Die Gedenkstunde begann, nachdem die Teilnehmer des diesjährigen Marsches zur Erinnerung an den Todesmarsch nach Bergen-Belsen eingetroffen waren vor deren Weg zur nächsten Etappe bis Fuhrberg. - Die Gedenkrede wurde auch in diesem Jahr von Rudi Gutte gehalten, der zum letzten Mal diese Rolle ausfüllte und die zukünftig von der Pestalozzi Stiftung übernommen wird. In seiner Rede bekräftigte er, dass es historisch keine Wiederholung faschistischer Verbrechen geben dürfe, sondern nur ein „Nie Wieder“!
Aber er verwies auch darauf, das es in Großburgwedels Lokalgeschichte jener Zeit noch manches aufzuklären gibt bezüglich ansässiger jüdischer Bürger, die mehr oder weniger spurlos verschwanden, oder im Bezug auf über zwanzig Bewohner der Pestalozzi Stiftung, die ebenfalls verschwanden, weil sie offenkundig ins Vernichtungsprogramm der sog. Euthanasie überführt wurden. Die Kommune muss hier 78 Jahre nach Kriegsende offenkundig noch inneren Widerstand überwinden. Und es sind damit keineswegs alle noch zu bearbeitenden Bereiche erwähnt!
Es bleibt beispielhaft anzumerken, dass z.B. die Gemeinde Wedemark jetzt ein mehrjähriges Forschungsvorhaben abgeschlossen hat, in dem sich Wissenschaftler, aber auch Schüler mit dem Thema „Geschichte der Wedemark 1933 – 1950“ beschäftigt und ihre Ergebnisse in einer Dokumentation vorgelegt haben.

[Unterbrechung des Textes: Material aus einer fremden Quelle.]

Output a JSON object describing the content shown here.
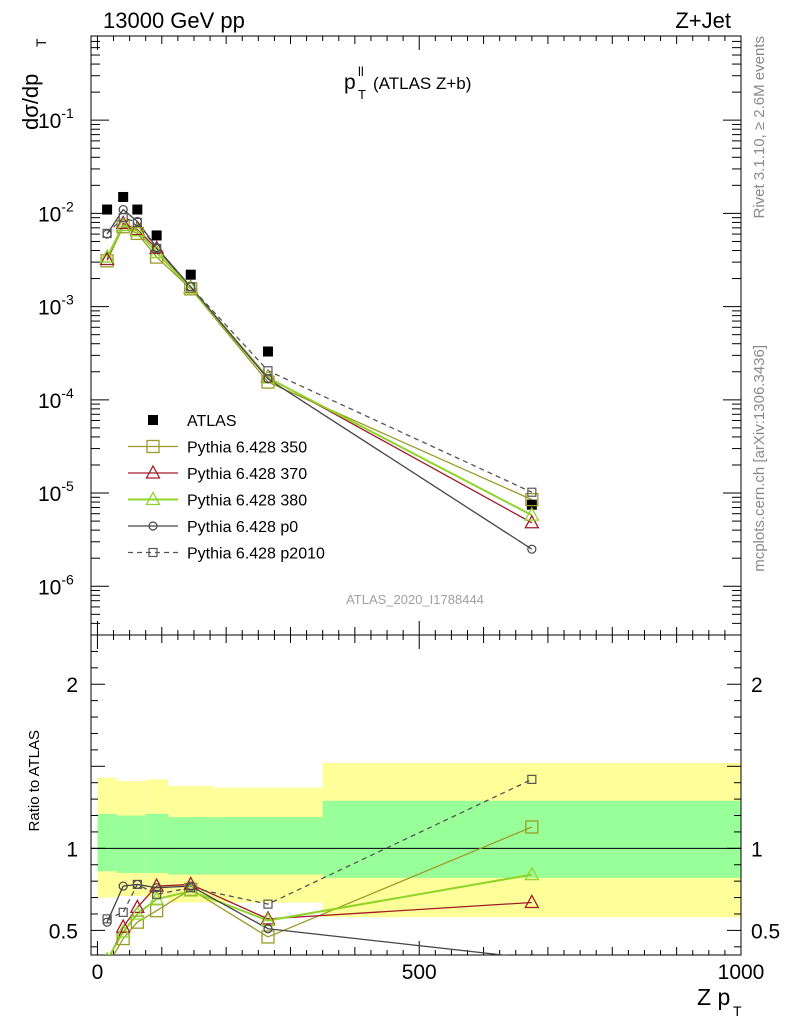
{
  "header": {
    "energy": "13000 GeV pp",
    "process": "Z+Jet",
    "plot_title_main": "p",
    "plot_title_sup": "ll",
    "plot_title_sub": "T",
    "plot_title_rest": "(ATLAS Z+b)",
    "analysis_id": "ATLAS_2020_I1788444",
    "rivet_note": "Rivet 3.1.10, ≥ 2.6M events",
    "mcplots_note": "mcplots.cern.ch [arXiv:1306.3436]"
  },
  "colors": {
    "atlas": "#000000",
    "p350": "#9b9b2a",
    "p370": "#a01c2a",
    "p380": "#8fd42a",
    "p0": "#444444",
    "p2010": "#555555",
    "band_inner": "#99ff99",
    "band_outer": "#ffff99"
  },
  "chart_data": [
    {
      "type": "scatter",
      "panel": "main",
      "xlabel": "Z p_T",
      "ylabel": "dσ/dp_T",
      "yscale": "log",
      "xlim": [
        -10,
        1000
      ],
      "ylim": [
        3e-07,
        0.8
      ],
      "y_ticks": [
        "10^-6",
        "10^-5",
        "10^-4",
        "10^-3",
        "10^-2",
        "10^-1"
      ],
      "legend_position": "lower-left",
      "x": [
        15,
        40,
        62,
        92,
        145,
        265,
        675
      ],
      "series": [
        {
          "name": "ATLAS",
          "key": "atlas",
          "marker": "filled-square",
          "line": "none",
          "values": [
            0.011,
            0.015,
            0.011,
            0.0058,
            0.0022,
            0.00033,
            7.5e-06
          ]
        },
        {
          "name": "Pythia 6.428 350",
          "key": "p350",
          "marker": "open-square",
          "line": "solid",
          "values": [
            0.0031,
            0.0072,
            0.0061,
            0.0034,
            0.00155,
            0.000155,
            8.5e-06
          ]
        },
        {
          "name": "Pythia 6.428 370",
          "key": "p370",
          "marker": "open-triangle",
          "line": "solid",
          "values": [
            0.0032,
            0.0078,
            0.0067,
            0.0042,
            0.0016,
            0.000175,
            4.8e-06
          ]
        },
        {
          "name": "Pythia 6.428 380",
          "key": "p380",
          "marker": "open-triangle",
          "line": "solid",
          "values": [
            0.0034,
            0.0074,
            0.0065,
            0.0038,
            0.00158,
            0.000172,
            5.8e-06
          ]
        },
        {
          "name": "Pythia 6.428 p0",
          "key": "p0",
          "marker": "open-circle",
          "line": "solid",
          "values": [
            0.006,
            0.011,
            0.0082,
            0.0043,
            0.00163,
            0.000168,
            2.5e-06
          ]
        },
        {
          "name": "Pythia 6.428 p2010",
          "key": "p2010",
          "marker": "open-square-small",
          "line": "dashed",
          "values": [
            0.0061,
            0.009,
            0.008,
            0.0042,
            0.00163,
            0.000205,
            1.02e-05
          ]
        }
      ]
    },
    {
      "type": "scatter",
      "panel": "ratio",
      "ylabel": "Ratio to ATLAS",
      "xlim": [
        -10,
        1000
      ],
      "ylim": [
        0.35,
        2.3
      ],
      "y_ticks": [
        0.5,
        1,
        2
      ],
      "x_ticks": [
        0,
        500,
        1000
      ],
      "band_edges": [
        0,
        30,
        50,
        75,
        110,
        180,
        350,
        1000
      ],
      "band_inner": [
        [
          0.86,
          1.21
        ],
        [
          0.85,
          1.2
        ],
        [
          0.85,
          1.2
        ],
        [
          0.85,
          1.21
        ],
        [
          0.84,
          1.19
        ],
        [
          0.84,
          1.19
        ],
        [
          0.82,
          1.29
        ]
      ],
      "band_outer": [
        [
          0.7,
          1.43
        ],
        [
          0.71,
          1.41
        ],
        [
          0.71,
          1.41
        ],
        [
          0.7,
          1.42
        ],
        [
          0.67,
          1.38
        ],
        [
          0.67,
          1.37
        ],
        [
          0.58,
          1.52
        ]
      ],
      "x": [
        15,
        40,
        62,
        92,
        145,
        265,
        675
      ],
      "series": [
        {
          "name": "Pythia 6.428 350",
          "key": "p350",
          "values": [
            0.28,
            0.45,
            0.55,
            0.62,
            0.75,
            0.46,
            1.13
          ]
        },
        {
          "name": "Pythia 6.428 370",
          "key": "p370",
          "values": [
            0.3,
            0.52,
            0.64,
            0.77,
            0.78,
            0.57,
            0.67
          ]
        },
        {
          "name": "Pythia 6.428 380",
          "key": "p380",
          "values": [
            0.32,
            0.49,
            0.6,
            0.69,
            0.74,
            0.56,
            0.84
          ]
        },
        {
          "name": "Pythia 6.428 p0",
          "key": "p0",
          "values": [
            0.55,
            0.77,
            0.78,
            0.76,
            0.77,
            0.51,
            0.33
          ]
        },
        {
          "name": "Pythia 6.428 p2010",
          "key": "p2010",
          "values": [
            0.57,
            0.61,
            0.78,
            0.72,
            0.76,
            0.66,
            1.42
          ]
        }
      ]
    }
  ],
  "tick_labels": {
    "main_y": [
      {
        "base": "10",
        "exp": "-1",
        "val": 0.1
      },
      {
        "base": "10",
        "exp": "-2",
        "val": 0.01
      },
      {
        "base": "10",
        "exp": "-3",
        "val": 0.001
      },
      {
        "base": "10",
        "exp": "-4",
        "val": 0.0001
      },
      {
        "base": "10",
        "exp": "-5",
        "val": 1e-05
      },
      {
        "base": "10",
        "exp": "-6",
        "val": 1e-06
      }
    ],
    "ratio_y": [
      "0.5",
      "1",
      "2"
    ],
    "ratio_x": [
      "0",
      "500",
      "1000"
    ]
  },
  "axis": {
    "xlabel_main": "Z p",
    "xlabel_sub": "T",
    "ylabel_main": "dσ/dp",
    "ylabel_sub": "T",
    "ratio_ylabel": "Ratio to ATLAS"
  }
}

Die Geschichte der Wedemark kann für diese Zeit als kritisch aufgearbeitet gelten.
Den Abschluss der Veranstaltung bildete der gemeinsame Gesang der Lieder „Das Zeichen“ und „Das Lied der Moorsoldaten“, das 1933 im KZ Börgermoor / Emsland enstanden war (Wikipedia: https://de.wikipedia.org/wiki/Die_Moorsoldaten). Anschließend schmückten die Teilnehmer mit Rosen einen „Busch der Hoffnung“, der an der Scheune der Pestalozzi Stiftung unterhalb der Gedenktafel das erste Frühlingsgrün zeigt.